Canterbury did not explain how these phrases were offensive of what he thought they meant. Police unions and other apologists have often complained that publicizing incidents of police brutality were problematic to policing. The description of "Hands Up, Don't Shoot" as an "urban myth" refers to the Justice Department's finding that in Ferguson, where the phrase first gained popularity, Michael Brown, who was shot and killed by a police officer, did not have his hands up when he was shot as his supporters first claimed. "Black Lives Matter" is a hashtag slogan turned leaderless movement largely organized around police reform. Some affiliated activists released a set of police reform proposals in the summer of 2015 under the label Campaign Zero.

Earlier this year, a far left group calling itself the "Movement for Black Lives" (MBL) tried to hijack the broader police reform movement with an agenda that was largely not about police reform (although MBL did take a stand against body cameras, which Campaign Zero supported). It's also hard to pin down who is in Black Lives Matter. The slogan was formed after the acquittal of George Zimmerman, a private citizen who shot and killed Trayvon Martin in Florida, and there's a distinction between the leaderless movement and organizations that use the name. Deray Mckesson, one of the most prominent activists within Black Lives Matter, says he's not part of the organization. He is one of the creators of Campaign Zero, although the reasonable reforms presented by that campaign do not appear to have been adopted or actively advocated for by other activists who identify with the movement.

Black Lives Matter has also been connected to at least two shootings of police officers—in Dallas and in Baton Rouge, because the alleged assailants had purportedly made sympathetic statements about the movement. Prominent activists rejected the contention, saying the movement rejected violence. It's difficult to police specific ideas in a leaderless movement like Black Lives Matter. On top of that, the American political chattering class' post-tragedy tradition of trying to pin the psychopath on a specific political camp or movement contributes to a culture where the criminal acts of individuals are used to sully entire groups of people, from the Tea Party, to pro-lifers, to Black Lives Matter or whatever else.

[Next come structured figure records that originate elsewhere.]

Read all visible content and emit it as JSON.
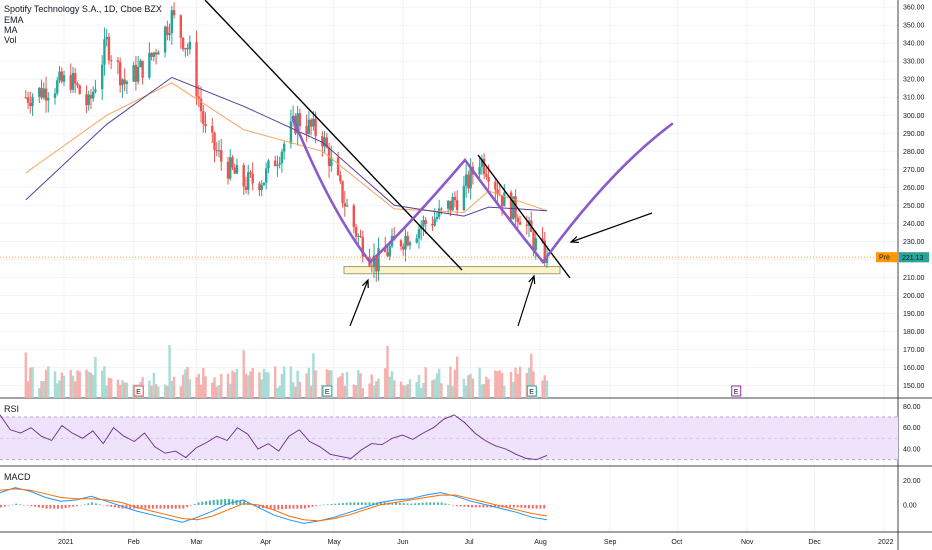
{
  "header": {
    "title": "Spotify Technology S.A., 1D, Cboe BZX",
    "indicators": [
      "EMA",
      "MA",
      "Vol"
    ]
  },
  "colors": {
    "up": "#26a69a",
    "down": "#ef5350",
    "ema": "#f7a35c",
    "ma": "#5b3d99",
    "pattern": "#8b5cc8",
    "support_fill": "#fbf3c8",
    "rsi_band": "#efe2fb",
    "rsi_line": "#6b2c8a",
    "macd_line": "#2196f3",
    "signal_line": "#ff6d00",
    "pre_badge": "#ff9800",
    "last_badge": "#26a69a"
  },
  "price_panel": {
    "badges": {
      "pre_label": "Pre",
      "pre_value": "221.18",
      "last_value": "221.13"
    },
    "event_marker": "E"
  },
  "rsi_panel": {
    "label": "RSI",
    "ticks": [
      "80.00",
      "60.00",
      "40.00"
    ]
  },
  "macd_panel": {
    "label": "MACD",
    "ticks": [
      "20.00",
      "0.00"
    ]
  },
  "time_axis": [
    "2021",
    "Feb",
    "Mar",
    "Apr",
    "May",
    "Jun",
    "Jul",
    "Aug",
    "Sep",
    "Oct",
    "Nov",
    "Dec",
    "2022"
  ],
  "chart_data": {
    "type": "candlestick",
    "title": "Spotify Technology S.A., 1D, Cboe BZX",
    "y_ticks": [
      150,
      160,
      170,
      180,
      190,
      200,
      210,
      220,
      230,
      240,
      250,
      260,
      270,
      280,
      290,
      300,
      310,
      320,
      330,
      340,
      350,
      360
    ],
    "ylim": [
      143,
      364
    ],
    "price_path": [
      [
        "2020-12-15",
        310
      ],
      [
        "2021-01-04",
        320
      ],
      [
        "2021-01-12",
        305
      ],
      [
        "2021-01-20",
        340
      ],
      [
        "2021-01-28",
        318
      ],
      [
        "2021-02-08",
        330
      ],
      [
        "2021-02-18",
        355
      ],
      [
        "2021-02-26",
        335
      ],
      [
        "2021-03-05",
        290
      ],
      [
        "2021-03-12",
        275
      ],
      [
        "2021-03-22",
        262
      ],
      [
        "2021-03-31",
        265
      ],
      [
        "2021-04-08",
        282
      ],
      [
        "2021-04-15",
        298
      ],
      [
        "2021-04-26",
        288
      ],
      [
        "2021-05-04",
        258
      ],
      [
        "2021-05-12",
        232
      ],
      [
        "2021-05-20",
        218
      ],
      [
        "2021-05-28",
        228
      ],
      [
        "2021-06-08",
        238
      ],
      [
        "2021-06-18",
        245
      ],
      [
        "2021-06-28",
        258
      ],
      [
        "2021-07-05",
        276
      ],
      [
        "2021-07-09",
        270
      ],
      [
        "2021-07-16",
        252
      ],
      [
        "2021-07-23",
        245
      ],
      [
        "2021-07-30",
        228
      ],
      [
        "2021-08-04",
        221.13
      ]
    ],
    "series": [
      {
        "name": "EMA",
        "path": [
          [
            "2020-12-15",
            268
          ],
          [
            "2021-01-20",
            300
          ],
          [
            "2021-02-18",
            318
          ],
          [
            "2021-03-22",
            292
          ],
          [
            "2021-04-26",
            280
          ],
          [
            "2021-05-28",
            248
          ],
          [
            "2021-06-28",
            246
          ],
          [
            "2021-07-09",
            258
          ],
          [
            "2021-08-04",
            247
          ]
        ]
      },
      {
        "name": "MA",
        "path": [
          [
            "2020-12-15",
            253
          ],
          [
            "2021-01-20",
            295
          ],
          [
            "2021-02-18",
            321
          ],
          [
            "2021-03-22",
            305
          ],
          [
            "2021-04-26",
            285
          ],
          [
            "2021-05-28",
            250
          ],
          [
            "2021-06-28",
            244
          ],
          [
            "2021-07-09",
            249
          ],
          [
            "2021-08-04",
            247
          ]
        ]
      }
    ],
    "pre_market": 221.18,
    "last": 221.13,
    "support_zone": [
      212,
      216
    ],
    "rsi": {
      "ylim": [
        24,
        86
      ],
      "ticks": [
        80,
        60,
        40
      ],
      "band": [
        30,
        70
      ],
      "values": [
        72,
        58,
        55,
        60,
        52,
        48,
        62,
        55,
        50,
        57,
        45,
        60,
        52,
        47,
        55,
        42,
        36,
        38,
        32,
        41,
        46,
        52,
        48,
        60,
        54,
        40,
        45,
        38,
        52,
        58,
        47,
        42,
        35,
        33,
        31,
        39,
        45,
        44,
        50,
        53,
        49,
        55,
        60,
        68,
        72,
        65,
        55,
        48,
        43,
        40,
        35,
        31,
        30,
        34
      ]
    },
    "macd": {
      "ylim": [
        -22,
        30
      ],
      "ticks": [
        20,
        0
      ],
      "macd": [
        10,
        14,
        11,
        6,
        3,
        4,
        7,
        3,
        -1,
        -5,
        -8,
        -11,
        -14,
        -10,
        -5,
        1,
        4,
        -2,
        -8,
        -12,
        -15,
        -13,
        -10,
        -6,
        -2,
        2,
        4,
        5,
        8,
        10,
        7,
        3,
        0,
        -3,
        -6,
        -10,
        -12
      ],
      "signal": [
        12,
        13,
        12,
        9,
        6,
        5,
        5,
        4,
        2,
        -2,
        -5,
        -8,
        -11,
        -12,
        -9,
        -4,
        1,
        0,
        -4,
        -9,
        -12,
        -13,
        -11,
        -8,
        -4,
        0,
        2,
        4,
        6,
        8,
        8,
        5,
        2,
        -1,
        -4,
        -7,
        -9
      ]
    }
  }
}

The Southern Poverty Law Center, for example, identified the Baton Rouge police shooting as a right-wing act because the shooter was purportedly a member of a black "sovereign citizens" group. (N.b., they also identified the mass shooting at a gay night club in Orlando as a right wing act despite the shooter purportedly pledging allegiance to ISIS).

The FOP letter about the Black Lives Matter T-shirt also contributes to this collectivist perspective on political movements, reflecting a long-term strategy by police unions and other apologists to paint the broad movement in favor of police reform as a violent fringe group defined by the most outlandish statements and acts available that can even remotely be associated with the Black Lives Matter movement. All political factions in the U.S. should end the harmful practice of tying the acts and statements of deranged, fringe individuals to the politics of their opponents.